Neydens – Contamine-Sarzin 27 km
Ich hätte nicht gedacht, dass ich heute so weit komme. Ursprünglich war der Plan, in La Motte zu übernachten. Allerdings nimmt niemand meinen Anruf entgegen, als ich der Empfehlung folgend, meine Unterkunft schon morgens sichern will.
Also marschiere ich einfach, wie meist sonst auch, drauflos. Die Nacht ist für mit kurz nach 6 Uhr zu Ende. Zu heiß, zu unruhig geschlafen. Also besser aufstehen, denke ich. Ausgeruht bin ich dennoch, lag ich doch gestern schon um 22 Uhr im Bett.
Um 7:15 Uhr bin ich also schon auf dem Weg. Nach kurzer Kaffeepause ist der Morgen auch wunderbar zum Laufen. Zwar schon warm, aber nicht mehr so dämpfig, als noch am Abend zuvor.
Ich treffe nochmals kurz die 3 Pilgerinnen – eine junge, deutsche Frau, deren Mutter mit einer Freundin – die mit mir die Nacht in der Pilgerunterkunft verbracht haben. Danach sehe ich keine Pilger mehr. Außer vereinzelte Spaziergänger niemand auf den Wegen zu sehen. Ab Mittag nicht einmal noch Wanderer. Ich bin alleine.
Um 11:30 Uhr komme ich in Charly an – ca. 14 km waren es bis hierher. Dort befindet sich ebenfalls eine Gîte d‘étape, also eine günstige Pilgerunterkunft. Der Ort ist schnuckelig, sehr klein und ohne Infrastruktur. Die Pilgerherberge wird nur auf- und zugeschlossen. Ansonsten ist niemand da. Also Selbstversorgung. Außerdem ist es viel zu früh am Tag, ich bin fit und wüsste nicht, was ich hier den ganzen Tag rumhängen sollte. Also fülle ich nur meine Wasservorräte auf und organisiere mir eine Unterkunft weitere 12 km entfernt.

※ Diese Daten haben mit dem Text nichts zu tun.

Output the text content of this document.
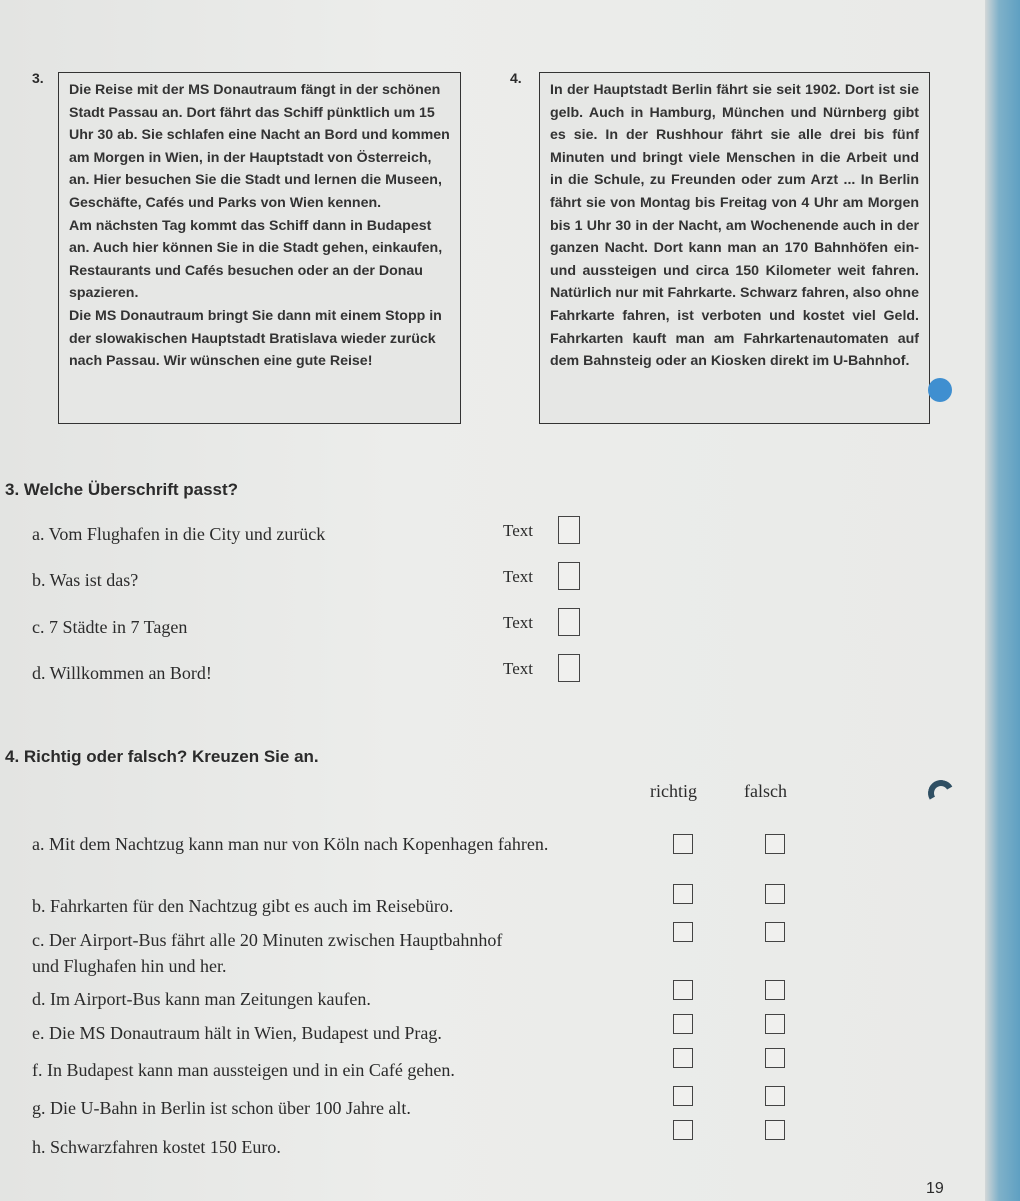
3.

Die Reise mit der MS Donautraum fängt in der schönen Stadt Passau an. Dort fährt das Schiff pünktlich um 15 Uhr 30 ab. Sie schlafen eine Nacht an Bord und kommen am Morgen in Wien, in der Hauptstadt von Österreich, an. Hier besuchen Sie die Stadt und lernen die Museen, Geschäfte, Cafés und Parks von Wien kennen.

Am nächsten Tag kommt das Schiff dann in Budapest an. Auch hier können Sie in die Stadt gehen, einkaufen, Restaurants und Cafés besuchen oder an der Donau spazieren.

Die MS Donautraum bringt Sie dann mit einem Stopp in der slowakischen Hauptstadt Bratislava wieder zurück nach Passau. Wir wünschen eine gute Reise!

4.

In der Hauptstadt Berlin fährt sie seit 1902. Dort ist sie gelb. Auch in Hamburg, München und Nürnberg gibt es sie. In der Rushhour fährt sie alle drei bis fünf Minuten und bringt viele Menschen in die Arbeit und in die Schule, zu Freunden oder zum Arzt ... In Berlin fährt sie von Montag bis Freitag von 4 Uhr am Morgen bis 1 Uhr 30 in der Nacht, am Wochenende auch in der ganzen Nacht. Dort kann man an 170 Bahnhöfen ein- und aussteigen und circa 150 Kilometer weit fahren. Natürlich nur mit Fahrkarte. Schwarz fahren, also ohne Fahrkarte fahren, ist verboten und kostet viel Geld. Fahrkarten kauft man am Fahrkartenautomaten auf dem Bahnsteig oder an Kiosken direkt im U-Bahnhof.

3. Welche Überschrift passt?
a. Vom Flughafen in die City und zurück	Text
b. Was ist das?	Text
c. 7 Städte in 7 Tagen	Text
d. Willkommen an Bord!	Text
4. Richtig oder falsch? Kreuzen Sie an.
richtig	falsch
a. Mit dem Nachtzug kann man nur von Köln nach Kopenhagen fahren.
b. Fahrkarten für den Nachtzug gibt es auch im Reisebüro.
c. Der Airport-Bus fährt alle 20 Minuten zwischen Hauptbahnhof und Flughafen hin und her.
d. Im Airport-Bus kann man Zeitungen kaufen.
e. Die MS Donautraum hält in Wien, Budapest und Prag.
f. In Budapest kann man aussteigen und in ein Café gehen.
g. Die U-Bahn in Berlin ist schon über 100 Jahre alt.
h. Schwarzfahren kostet 150 Euro.
19
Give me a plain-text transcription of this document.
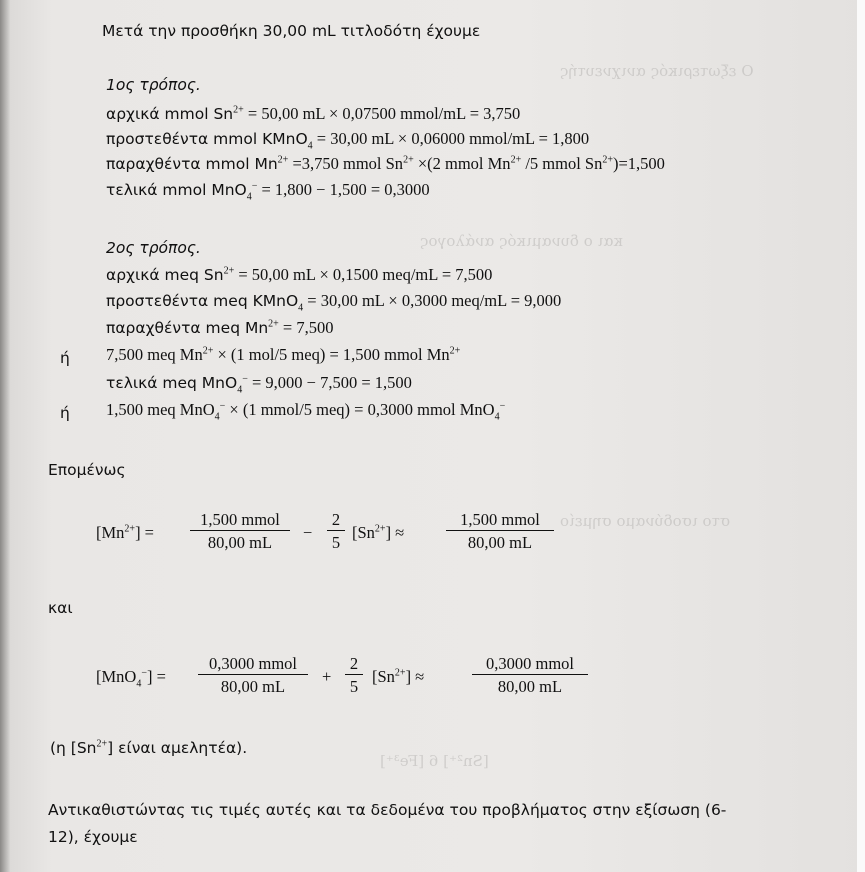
Ο εξωτερικός ανιχνευτής
και ο δυναμικός ανάλογος
στο ισοδύναμο σημείο
[Sn²⁺] 6 [Fe³⁺]
Μετά την προσθήκη 30,00 mL τιτλοδότη έχουμε
1ος τρόπος.
αρχικά mmol $Sn^{2+} = 50,00$ mL × 0,07500 mmol/mL = 3,750
προστεθέντα mmol KMnO$_4$ = 30,00 mL × 0,06000 mmol/mL = 1,800
παραχθέντα mmol $Mn^{2+} =3,750$ mmol $Sn^{2+} \times(2$ mmol $Mn^{2+}$ /5 mmol $Sn^{2+})=1,500$
τελικά mmol MnO$_4$− = 1,800 − 1,500 = 0,3000
2ος τρόπος.
αρχικά meq $Sn^{2+} = 50,00$ mL × 0,1500 meq/mL = 7,500
προστεθέντα meq KMnO$_4$ = 30,00 mL × 0,3000 meq/mL = 9,000
παραχθέντα meq $Mn^{2+} = 7,500$
ή 7,500 meq $Mn^{2+} \times (1$ mol/5 meq) = 1,500 mmol $Mn^{2+}$
τελικά meq MnO$_4$− = 9,000 − 7,500 = 1,500
ή 1,500 meq MnO$_4$− × (1 mmol/5 meq) = 0,3000 mmol MnO$_4$−
Επομένως
$[Mn^{2+}]$ =
1,500 mmol
80,00 mL
− $\frac{2}{5} [Sn^{2+}]$ ≈
1,500 mmol
80,00 mL
και
[MnO$_4$−] =
0,3000 mmol
80,00 mL
+ $\frac{2}{5} [Sn^{2+}]$ ≈
0,3000 mmol
80,00 mL
(η $[Sn^{2+}]$ είναι αμελητέα).
Αντικαθιστώντας τις τιμές αυτές και τα δεδομένα του προβλήματος στην εξίσωση (6-
12), έχουμε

Das Gehen läuft super. Die Trail Running Schuhe mit ordentlich gedämpfter Sohle zahlen sich offenbar aus. Jeder Brunnen, der mir begegnet – und es sind zum Glück ein paar – nutze ich zur Erfrischung und mache Haare, Arme und Beine nass. Leider hält die Abkühlung nie länger als 2-3 Minuten. Aber immerhin 😉 Und so bin ich tatsächlich erstaunt, dass ich auch die restlichen Kilometer größtenteils leichtfüßig und zügig dahingehe. Viel zu berichten, was sich im Inneren abspielte, gibt es nicht. Selten längere Gedankengänge gehabt, oft schnell durch eine Zeile meines Mantras gestoppt – je nachdem, was passte, z.B.: ey, Katja, nothing to worry about. Oder, Katja, all is good.
Eines kann ich allerdings bestätigen: ohne französisch wird’s eng mit dem Kommunizieren. Meine Anrufe heute waren eine wilde Mischung aus Brocken französisch, spanisch (da rutsche ich immer wieder rein), englisch und deutsch. Manche Zimmeranbieter sprechen wirklich nur französisch oder ein ebenso schlechtes Englisch oder Deutsch wie ich französisch. Dennoch bin ich stolz: ich hab‘s versucht mit dem Telefonieren. Irgendwie konnten wir uns jeweils verständigen. Und ich habe ein Zimmer mit Frühstück und Abendessen für 60 Euro. Kein Schnäppchen, aber nachdem es heute wieder keine Einkehr- oder Einkaufsmöglichkeiten auf der Strecke sowie am Ankunftsort gibt, ist es mir die all-inclusive-Variante wert. Und ich habe ein eigenes Zimmer mit Bad und sitze, während ich das schreibe, auf der Terrasse der Gastgeber mit einem gigantischen Fernblick.